The Fresh Loaf

News & Information for Amateur Bakers and Artisan Bread Enthusiasts

Dry Active Yeast

  • Pin It
jmpjd's picture

Dry Active Yeast

I have recently tried my hand at baking bread. I've started with a couple of easy ones; no knead artisian and english muffin bread. My question is: both such recipes (and all the variations on them that I have seen) say to wisk the dry active yeast in with the other dry ingredients and then add the warm wet ingredients. Doesn't the dry active yeast have to have a chance to bloom before everything gets mixed together?

I wonder about this because with both of the above-mentioned recipes my bread, although it looks and tastes pretty good, always comes out more dense than I think it should, at least based on the pictures that accompanied the recipes.
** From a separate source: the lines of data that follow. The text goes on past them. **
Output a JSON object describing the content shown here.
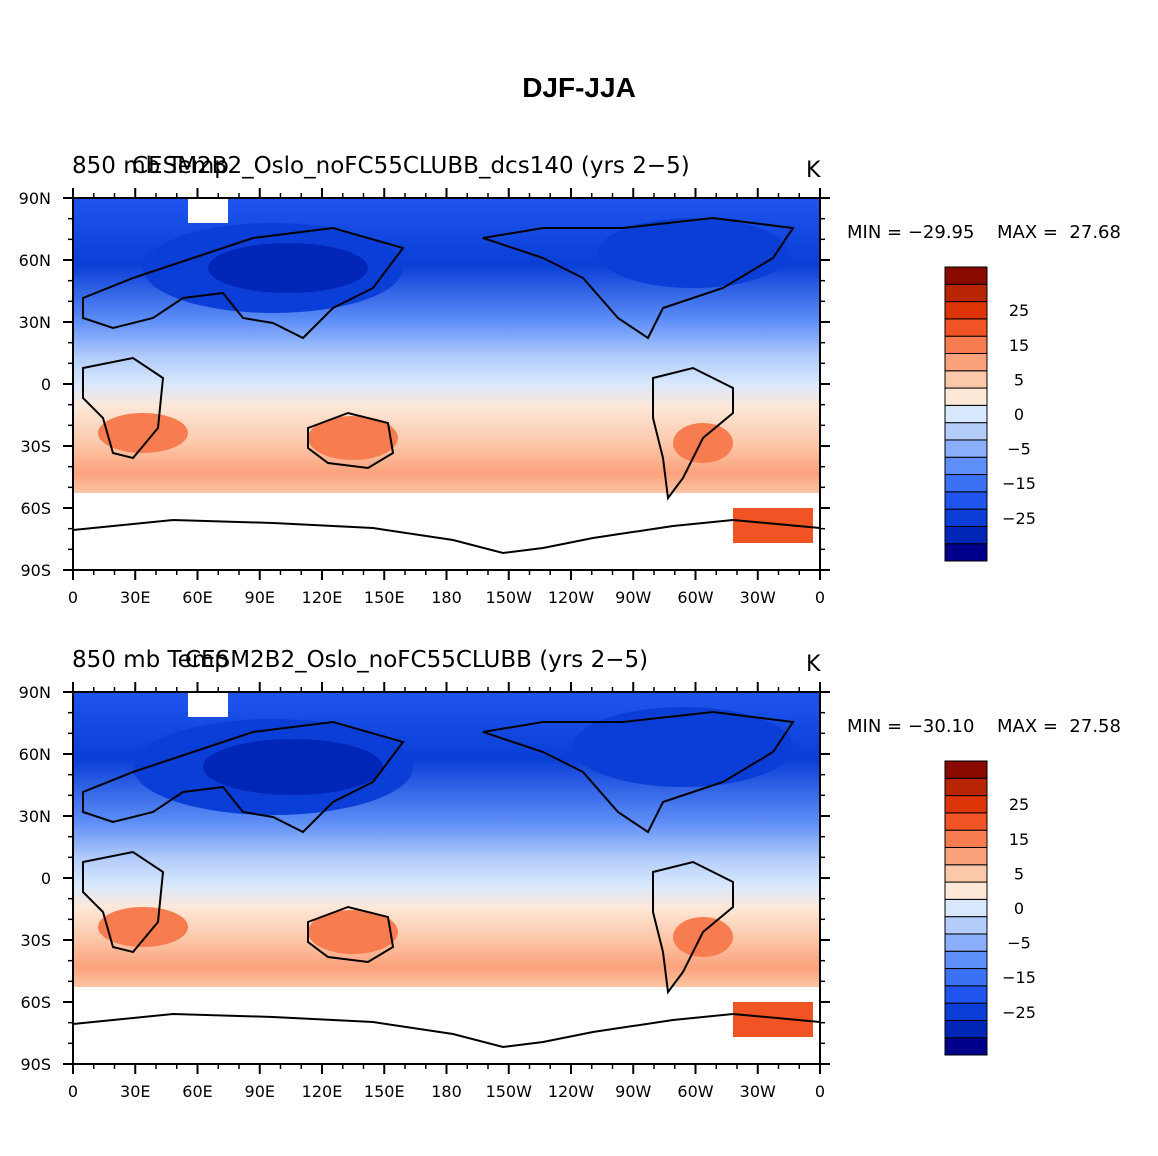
{
  "page": {
    "title": "DJF-JJA"
  },
  "chart_data": [
    {
      "type": "heatmap",
      "panel": "top",
      "title_left": "850 mb Temp",
      "title_center": "CESM2B2_Oslo_noFC55CLUBB_dcs140 (yrs 2−5)",
      "units": "K",
      "min_label": "MIN = −29.95",
      "max_label": "MAX =  27.68",
      "min": -29.95,
      "max": 27.68,
      "x_ticks": [
        "0",
        "30E",
        "60E",
        "90E",
        "120E",
        "150E",
        "180",
        "150W",
        "120W",
        "90W",
        "60W",
        "30W",
        "0"
      ],
      "y_ticks": [
        "90N",
        "60N",
        "30N",
        "0",
        "30S",
        "60S",
        "90S"
      ],
      "xlim": [
        0,
        360
      ],
      "ylim": [
        -90,
        90
      ]
    },
    {
      "type": "heatmap",
      "panel": "bottom",
      "title_left": "850 mb Temp",
      "title_center": "CESM2B2_Oslo_noFC55CLUBB (yrs 2−5)",
      "units": "K",
      "min_label": "MIN = −30.10",
      "max_label": "MAX =  27.58",
      "min": -30.1,
      "max": 27.58,
      "x_ticks": [
        "0",
        "30E",
        "60E",
        "90E",
        "120E",
        "150E",
        "180",
        "150W",
        "120W",
        "90W",
        "60W",
        "30W",
        "0"
      ],
      "y_ticks": [
        "90N",
        "60N",
        "30N",
        "0",
        "30S",
        "60S",
        "90S"
      ],
      "xlim": [
        0,
        360
      ],
      "ylim": [
        -90,
        90
      ]
    }
  ],
  "colorbar": {
    "levels": [
      -35,
      -30,
      -25,
      -20,
      -15,
      -10,
      -5,
      -2,
      0,
      2,
      5,
      10,
      15,
      20,
      25,
      30,
      35
    ],
    "colors": [
      "#00008a",
      "#0026b8",
      "#0a3ed6",
      "#1f55ee",
      "#3b71f5",
      "#5e8ef7",
      "#8aaef9",
      "#b4cdfb",
      "#d8e8fd",
      "#fde8d8",
      "#fcc8aa",
      "#fba27c",
      "#f77c50",
      "#f05424",
      "#de3508",
      "#b82504",
      "#8a0a00"
    ],
    "labels": [
      "25",
      "15",
      "5",
      "0",
      "−5",
      "−15",
      "−25"
    ],
    "label_levels": [
      25,
      15,
      5,
      0,
      -5,
      -15,
      -25
    ]
  },
  "colors": {
    "land_outline": "#000000",
    "missing": "#ffffff"
  }
}
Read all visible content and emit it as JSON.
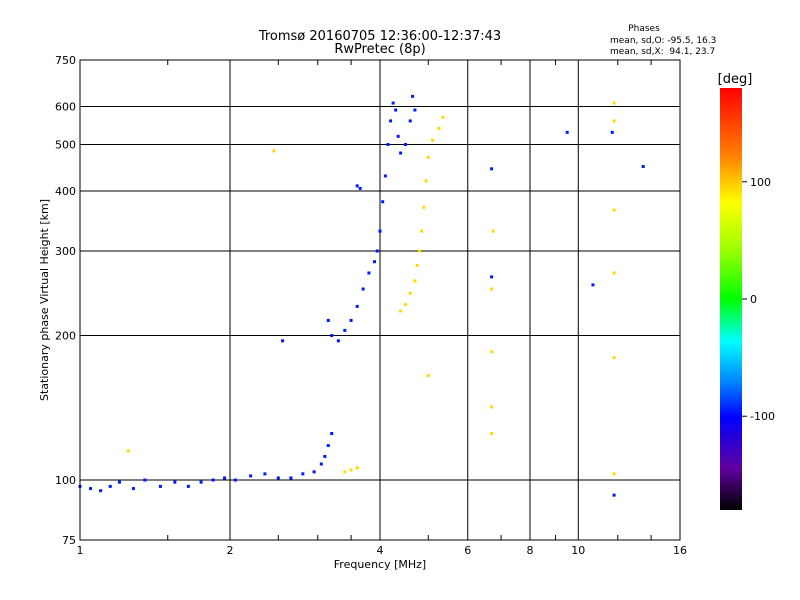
{
  "chart_data": {
    "type": "scatter",
    "title": "Tromsø 20160705 12:36:00-12:37:43",
    "subtitle": "RwPretec (8p)",
    "xlabel": "Frequency [MHz]",
    "ylabel": "Stationary phase Virtual Height [km]",
    "x_scale": "log2",
    "y_scale": "log",
    "xlim": [
      1,
      16
    ],
    "ylim": [
      75,
      750
    ],
    "x_ticks": [
      1,
      2,
      4,
      6,
      8,
      10,
      16
    ],
    "x_tick_labels": [
      "1",
      "2",
      "4",
      "6",
      "8",
      "10",
      "16"
    ],
    "x_gridlines": [
      2,
      4,
      6,
      8,
      10
    ],
    "y_ticks": [
      75,
      100,
      200,
      300,
      400,
      500,
      600,
      750
    ],
    "y_tick_labels": [
      "75",
      "100",
      "200",
      "300",
      "400",
      "500",
      "600",
      "750"
    ],
    "y_gridlines": [
      100,
      200,
      300,
      400,
      500,
      600
    ],
    "grid": true,
    "phases": {
      "heading": "Phases",
      "line_o": "mean, sd,O: -95.5, 16.3",
      "line_x": "mean, sd,X:  94.1, 23.7"
    },
    "colorbar": {
      "label": "[deg]",
      "range": [
        -180,
        180
      ],
      "ticks": [
        100,
        0,
        -100
      ],
      "tick_labels": [
        "100",
        "0",
        "-100"
      ]
    },
    "series": [
      {
        "name": "O",
        "color_phase": -95.5,
        "points": [
          [
            1.0,
            97
          ],
          [
            1.05,
            96
          ],
          [
            1.1,
            95
          ],
          [
            1.15,
            97
          ],
          [
            1.2,
            99
          ],
          [
            1.28,
            96
          ],
          [
            1.35,
            100
          ],
          [
            1.45,
            97
          ],
          [
            1.55,
            99
          ],
          [
            1.65,
            97
          ],
          [
            1.75,
            99
          ],
          [
            1.85,
            100
          ],
          [
            1.95,
            101
          ],
          [
            2.05,
            100
          ],
          [
            2.2,
            102
          ],
          [
            2.35,
            103
          ],
          [
            2.5,
            101
          ],
          [
            2.65,
            101
          ],
          [
            2.8,
            103
          ],
          [
            2.95,
            104
          ],
          [
            3.05,
            108
          ],
          [
            3.1,
            112
          ],
          [
            3.15,
            118
          ],
          [
            3.2,
            125
          ],
          [
            3.15,
            215
          ],
          [
            3.2,
            200
          ],
          [
            3.3,
            195
          ],
          [
            3.4,
            205
          ],
          [
            3.5,
            215
          ],
          [
            3.6,
            230
          ],
          [
            3.7,
            250
          ],
          [
            3.8,
            270
          ],
          [
            3.9,
            285
          ],
          [
            3.95,
            300
          ],
          [
            4.0,
            330
          ],
          [
            4.05,
            380
          ],
          [
            4.1,
            430
          ],
          [
            4.15,
            500
          ],
          [
            4.2,
            560
          ],
          [
            4.25,
            610
          ],
          [
            4.3,
            590
          ],
          [
            4.35,
            520
          ],
          [
            4.4,
            480
          ],
          [
            4.5,
            500
          ],
          [
            4.6,
            560
          ],
          [
            4.65,
            630
          ],
          [
            4.7,
            590
          ],
          [
            3.6,
            410
          ],
          [
            3.65,
            405
          ],
          [
            2.55,
            195
          ],
          [
            6.7,
            265
          ],
          [
            6.7,
            445
          ],
          [
            9.5,
            530
          ],
          [
            11.7,
            530
          ],
          [
            13.5,
            450
          ],
          [
            10.7,
            255
          ],
          [
            11.8,
            93
          ]
        ]
      },
      {
        "name": "X",
        "color_phase": 94.1,
        "points": [
          [
            3.4,
            104
          ],
          [
            3.5,
            105
          ],
          [
            3.6,
            106
          ],
          [
            4.4,
            225
          ],
          [
            4.5,
            232
          ],
          [
            4.6,
            245
          ],
          [
            4.7,
            260
          ],
          [
            4.75,
            280
          ],
          [
            4.8,
            300
          ],
          [
            4.85,
            330
          ],
          [
            4.9,
            370
          ],
          [
            4.95,
            420
          ],
          [
            5.0,
            470
          ],
          [
            5.1,
            510
          ],
          [
            5.25,
            540
          ],
          [
            5.35,
            570
          ],
          [
            2.45,
            485
          ],
          [
            1.25,
            115
          ],
          [
            6.7,
            250
          ],
          [
            6.75,
            330
          ],
          [
            6.7,
            185
          ],
          [
            6.7,
            142
          ],
          [
            6.7,
            125
          ],
          [
            5.0,
            165
          ],
          [
            11.8,
            610
          ],
          [
            11.8,
            560
          ],
          [
            11.8,
            365
          ],
          [
            11.8,
            270
          ],
          [
            11.8,
            180
          ],
          [
            11.8,
            103
          ]
        ]
      }
    ]
  }
}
At the same time, the dough does not seem to rise consistently (all other factors being equal).

Thank you in advance for any advice.


gaaarp's picture


Welcome to TFL and to bread baking! You'll find a ton of information here, as well as people who know bread and are happy to help.

Are you sure your recipes called for active dry yeast rather than instant yeast? Active dry yeast is generally proofed in warm liquid before being added to the dry ingredients. This gives the yeast a chance to "wake up" and also assures the baker that the yeast is good.
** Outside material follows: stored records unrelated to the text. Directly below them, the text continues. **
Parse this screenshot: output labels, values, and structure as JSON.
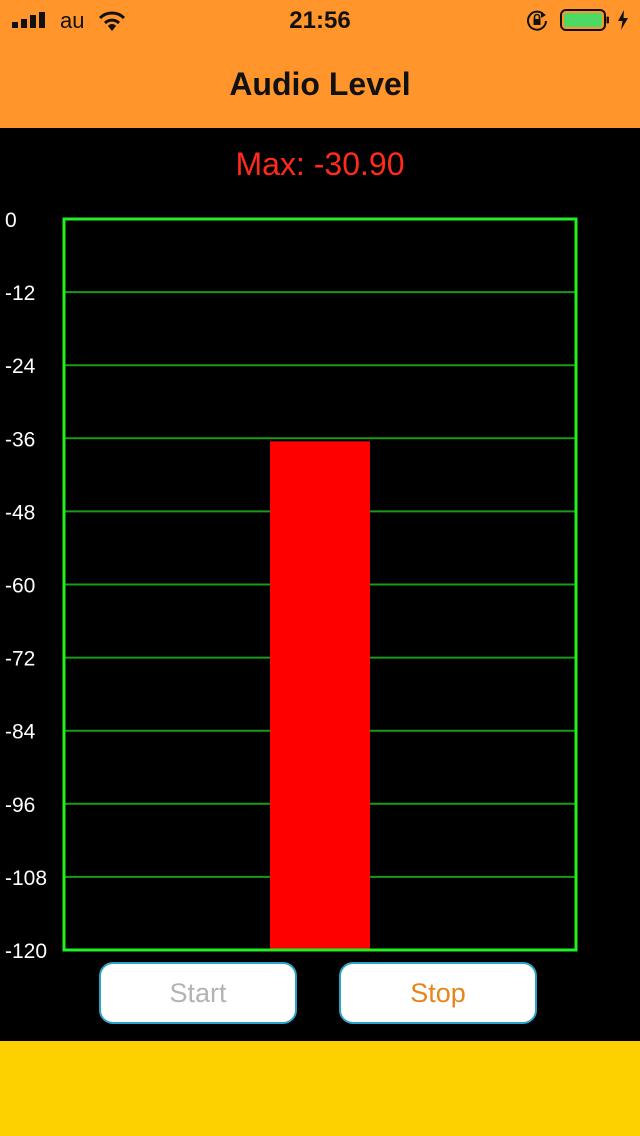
{
  "status_bar": {
    "carrier": "au",
    "time": "21:56",
    "icons": [
      "signal-bars-icon",
      "wifi-icon",
      "rotation-lock-icon",
      "battery-icon",
      "charging-bolt-icon"
    ],
    "battery_color": "#4cd964"
  },
  "nav": {
    "title": "Audio Level",
    "background": "#ff952b"
  },
  "max_display": {
    "prefix": "Max: ",
    "value": "-30.90",
    "color": "#ff2a1a"
  },
  "meter": {
    "ticks": [
      "0",
      "-12",
      "-24",
      "-36",
      "-48",
      "-60",
      "-72",
      "-84",
      "-96",
      "-108",
      "-120"
    ],
    "frame_color": "#22ee22",
    "grid_color": "#1a9a1a",
    "bar_color": "#ff0000"
  },
  "chart_data": {
    "type": "bar",
    "categories": [
      ""
    ],
    "values": [
      -36.5
    ],
    "ylim": [
      -120,
      0
    ],
    "yticks": [
      0,
      -12,
      -24,
      -36,
      -48,
      -60,
      -72,
      -84,
      -96,
      -108,
      -120
    ],
    "grid": true,
    "title": "",
    "xlabel": "",
    "ylabel": ""
  },
  "controls": {
    "start_label": "Start",
    "stop_label": "Stop"
  },
  "footer": {
    "background": "#fdd000"
  }
}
Instant yeast, on the other hand, does not have to be activated. It can be mixed with the dry ingredients, as your recipe suggests.
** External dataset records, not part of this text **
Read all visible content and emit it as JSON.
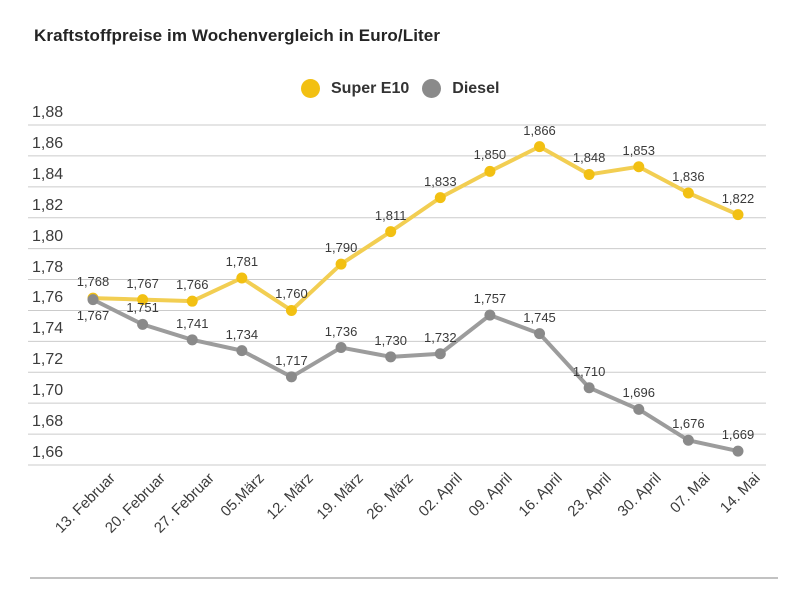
{
  "title": "Kraftstoffpreise im Wochenvergleich in Euro/Liter",
  "legend": {
    "items": [
      {
        "label": "Super E10",
        "color": "#F2C012"
      },
      {
        "label": "Diesel",
        "color": "#8A8A8A"
      }
    ]
  },
  "colors": {
    "gridline": "#CBCBCB",
    "axis_text": "#3C3C3C",
    "divider": "#C2C2C2"
  },
  "chart_data": {
    "type": "line",
    "title": "Kraftstoffpreise im Wochenvergleich in Euro/Liter",
    "categories": [
      "13. Februar",
      "20. Februar",
      "27. Februar",
      "05.März",
      "12. März",
      "19. März",
      "26. März",
      "02. April",
      "09. April",
      "16. April",
      "23. April",
      "30. April",
      "07. Mai",
      "14. Mai"
    ],
    "series": [
      {
        "name": "Super E10",
        "values": [
          1.768,
          1.767,
          1.766,
          1.781,
          1.76,
          1.79,
          1.811,
          1.833,
          1.85,
          1.866,
          1.848,
          1.853,
          1.836,
          1.822
        ],
        "line_color": "#F2CE52",
        "marker_color": "#F2C012",
        "first_label_position": "above"
      },
      {
        "name": "Diesel",
        "values": [
          1.767,
          1.751,
          1.741,
          1.734,
          1.717,
          1.736,
          1.73,
          1.732,
          1.757,
          1.745,
          1.71,
          1.696,
          1.676,
          1.669
        ],
        "line_color": "#9C9C9C",
        "marker_color": "#8A8A8A",
        "first_label_position": "below"
      }
    ],
    "y_ticks": [
      "1,88",
      "1,86",
      "1,84",
      "1,82",
      "1,80",
      "1,78",
      "1,76",
      "1,74",
      "1,72",
      "1,70",
      "1,68",
      "1,66"
    ],
    "ylim": [
      1.66,
      1.88
    ],
    "xlabel": "",
    "ylabel": "",
    "unit": "Euro/Liter",
    "grid": true,
    "legend_position": "top-center",
    "decimal_separator": ",",
    "value_labels": true
  }
}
If you have active dry yeast but the recipe calls for instant, never fear. Check out this yeast conversion chart.


flournwater's picture

All things being equal, I endorse the practice of "blooming" active dry yeast.  Although I do sometimes just mix the ADY with the other dry ingredients, taking time to allow it to develop independently works better (for me) than the dyr mix method.  However, there are other reasons why a finished bread may not be as light and delicate as we might expect so while you may see the yeast and its development as suspect, don't be too quick to declard it guilty until you've examined the rest of the process.

Chuck's picture

Doesn't the dry active yeast have to have a chance to bloom before everything gets mixed together

"Dissolving" the dry yeast in liquid before mixing it in was uniformly recommended decades ago, but...

There's a new manufacturing process producing a subtly new kind of yeast. "Active Dry yeast" and "Instant Yeast" (in some brands the same as "Bread Machine Yeast") aren't the same thing. "Instant Yeast" has only been easily available in the last couple of decades. Most folks consider it superior in every way  ...and almost uniformly it's recommended to mix it in with the other dry ingredients without dissolving it first.

Even the old "Active Dry Yeast" can be mixed in with the other dry ingredients (I do it all the time:-). It takes a little longer that way, which nowadays is usually considered an advantage since more time means more flavor. In the past where recipes tried very hard to be as fast as possible, not pre-dissolving the yeast was considered a distinct disadvantage, so much so that you'll now often hear that "Active Dry Yeast" has to be dissolved (but it really doesn't).